Das Überraschende an I´m Out ist wie dynamisch es sich anfühlt. Ständig hat man das Gefühl, jetzt aber zu wissen, wie der Hase läuft, um dann doch von der nächsten Karte überrascht zu werden. Dabei müsste man es besser wissen: Es kommen während einer Partie niemals Karten dazu, es werden nur immer welche entfernt. So verengt sich der Fokus des Spieles immer mehr, weil immer weniger Karten eigentlich im Spiel sind.
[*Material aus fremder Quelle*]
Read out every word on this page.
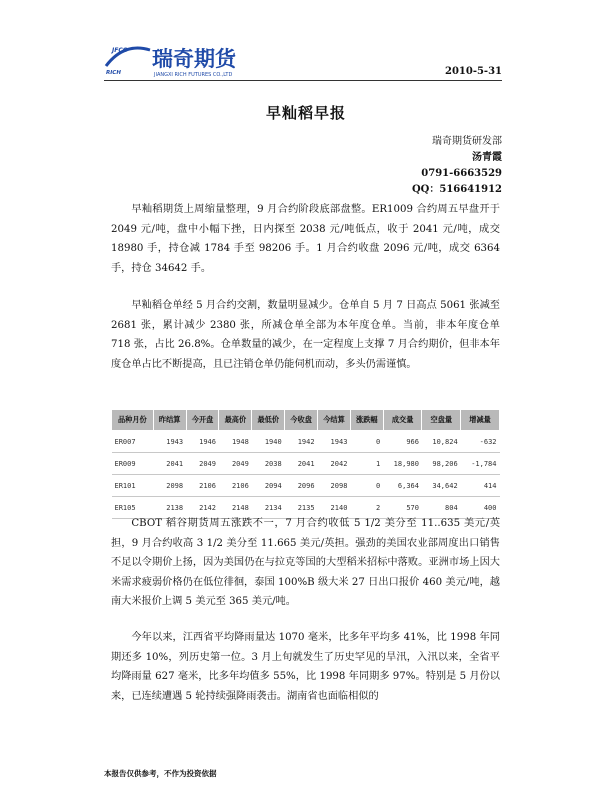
JFCO
RICH
瑞奇期货
JIANGXI RICH FUTURES CO.,LTD	2010-5-31
早籼稻早报
瑞奇期货研发部
汤青霞
0791-6663529
QQ：516641912

早籼稻期货上周缩量整理，9 月合约阶段底部盘整。ER1009 合约周五早盘开于 2049 元/吨，盘中小幅下挫，日内探至 2038 元/吨低点，收于 2041 元/吨，成交 18980 手，持仓减 1784 手至 98206 手。1 月合约收盘 2096 元/吨，成交 6364 手，持仓 34642 手。

早籼稻仓单经 5 月合约交割，数量明显减少。仓单自 5 月 7 日高点 5061 张减至 2681 张，累计减少 2380 张，所减仓单全部为本年度仓单。当前，非本年度仓单 718 张，占比 26.8%。仓单数量的减少，在一定程度上支撑 7 月合约期价，但非本年度仓单占比不断提高，且已注销仓单仍能伺机而动，多头仍需谨慎。

品种月份	昨结算	今开盘	最高价	最低价	今收盘	今结算	涨跌幅	成交量	空盘量	增减量
ER007	1943	1946	1948	1940	1942	1943	0	966	10,824	-632
ER009	2041	2049	2049	2038	2041	2042	1	18,980	98,206	-1,784
ER101	2098	2106	2106	2094	2096	2098	0	6,364	34,642	414
ER105	2138	2142	2148	2134	2135	2140	2	570	804	400

CBOT 稻谷期货周五涨跌不一，7 月合约收低 5 1/2 美分至 11..635 美元/英担，9 月合约收高 3 1/2 美分至 11.665 美元/英担。强劲的美国农业部周度出口销售不足以令期价上扬，因为美国仍在与拉克等国的大型稻米招标中落败。亚洲市场上因大米需求疲弱价格仍在低位徘徊，泰国 100%B 级大米 27 日出口报价 460 美元/吨，越南大米报价上调 5 美元至 365 美元/吨。

今年以来，江西省平均降雨量达 1070 毫米，比多年平均多 41%，比 1998 年同期还多 10%，列历史第一位。3 月上旬就发生了历史罕见的旱汛，入汛以来，全省平均降雨量 627 毫米，比多年均值多 55%，比 1998 年同期多 97%。特别是 5 月份以来，已连续遭遇 5 轮持续强降雨袭击。湖南省也面临相似的

本报告仅供参考，不作为投资依据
Dadurch bleibt ein Sieg immer möglich – auch mit vermeidlich schlechten Karten, baut man sein Blatt langsam wieder auf, bleibt vielleicht im richtigen Moment im Spiel und kann die Graupen loswerden… oder eben auch nicht. Es ist vielleicht nicht das strategischste unter den Shedding Spielen, aber von den lockeren, eines der intuitivsten. Spicy hat damals das Bluffspiel dadurch wiederbelebt, dass es das übliche Gebluffe (die aufsteigende Zahl) um eine Variable (Farbe) erweitert hat. Das Ergebnis war eine Dimension mehr. Hier wurde das Shedding -Spiel durch die Variablenanzahl ganz ähnlich ergänzt.